When high school student Rebecca Baruch decided she wanted to create an outlet for students who, like her, had a passion for filmmaking, she remembered the lesson her parents instilled in her.
“My parents, Ron and Sharon, are very generous people, and they always taught us that whatever you do, whatever you’re passionate about, you should use it to repair the world,” said Baruch, a 17-year-old student at Toronto’s Bishop Strachan School (BSS), who founded the Spotlight Charity Film Festival, which successfully ran at the Bloor Hot Docs Cinema earlier this month.
“I’ve always been interested in film. It’s a passion of mine and I think BSS instilled that because I didn’t know a lot about film. Then I took one film class and I fell in love,” she said.
“I’d always seen art around my school, like paintings and sculptures, but I never felt there was a place to show my work as a filmmaker.”
But giving aspiring filmmakers a creative outlet and showcasing young talent was only part of her vision.
“I think it’s important to make art, but I also think you should do something with your art because I was always taught about tikkun olam and tzedakah, so I wanted to take the art and use it for charity.”
After forming a committee of her peers in younger grades and collecting submissions from students at other same-sex schools in Toronto, including Upper Canada College and St. Michael’s College School, Baruch and her committee worked on fundraising.
“A lot of the money was raised through ticket sales. We reached out to our friends and family,” she said, adding that they raised almost $4,000.
The funds raised were divided between the three winners of the festival, as well as the festival committee.
Baruch said she chose to donate her portion to an organization called Sketch, which helps homeless people through art therapy classes. The other organizations receiving a donation include Covenant House and the Hospital for Sick Children.

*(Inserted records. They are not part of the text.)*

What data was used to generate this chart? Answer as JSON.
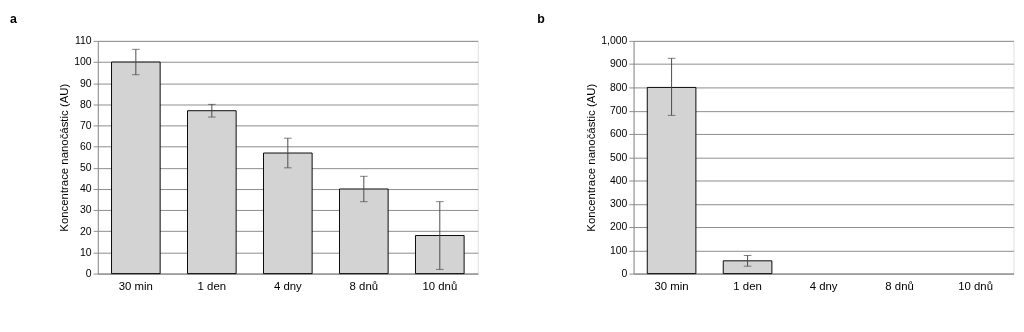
{
  "chart_data": [
    {
      "type": "bar",
      "title": "a",
      "ylabel": "Koncentrace nanočástic (AU)",
      "categories": [
        "30 min",
        "1 den",
        "4 dny",
        "8 dnů",
        "10 dnů"
      ],
      "values": [
        100,
        77,
        57,
        40,
        18
      ],
      "errors": [
        [
          94,
          106
        ],
        [
          74,
          80
        ],
        [
          50,
          64
        ],
        [
          34,
          46
        ],
        [
          2,
          34
        ]
      ],
      "color": "#d3d3d3",
      "ylim": [
        0,
        110
      ],
      "yticks": [
        0,
        10,
        20,
        30,
        40,
        50,
        60,
        70,
        80,
        90,
        100,
        110
      ],
      "grid": "y"
    },
    {
      "type": "bar",
      "title": "b",
      "ylabel": "Koncentrace nanočástic (AU)",
      "categories": [
        "30 min",
        "1 den",
        "4 dny",
        "8 dnů",
        "10 dnů"
      ],
      "values": [
        800,
        55,
        null,
        null,
        null
      ],
      "errors": [
        [
          680,
          925
        ],
        [
          32,
          78
        ],
        null,
        null,
        null
      ],
      "color": "#d3d3d3",
      "ylim": [
        0,
        1000
      ],
      "yticks": [
        0,
        100,
        200,
        300,
        400,
        500,
        600,
        700,
        800,
        900,
        {
          "value": 1000,
          "label": "1,000"
        }
      ],
      "grid": "y"
    }
  ]
}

Baruch, who is enrolled in the Newhouse School’s film, television and radio program at Syracuse University, explained that the submissions had to be narrative pieces, and each of the three winners produced a unique short film.
In the Grade 9-10 category, Faiz Khwaja won for his film Strange Love, Mary McNee won the Grade 11 category for her film called Girl Come To Me in a Dream, and Julia Thompson won the Grade 12 category for her film Breakthrough.
“The winner for the Grade 9-10 category was actually a Grade 8 student. He did a really cute video that was like Spike Jones’ movie Her, where there was a man who fell in love with a peppershaker… The next one was by a girl on our committee, and her film was a stop motion animation film about a stuffed animal bunny who wanted to find his other half… It has a happy ending, which was good,” Baruch said.
“The winner of the Grade 12 category, which I think was the most competitive category, was Julia Thompson, and she also made a stop motion animation film. She is very interested in fashion, so it was an Andy Warhol piece, sort of, where this girl, who is schizophrenic, kind of walks through her house and goes through her day, and everything she sees is coloured and different. There were designs everywhere, it had edgy music and it was really cool.”
The films were judged by a panel that included film director Larysa Kondracki, and film critics including Peter Howell and Liam Lacey.
Baruch said she hopes the younger members of her committee will keep the festival going and continue to pass the torch to their peers for years to come.
“The festival is about letting new artists shine.”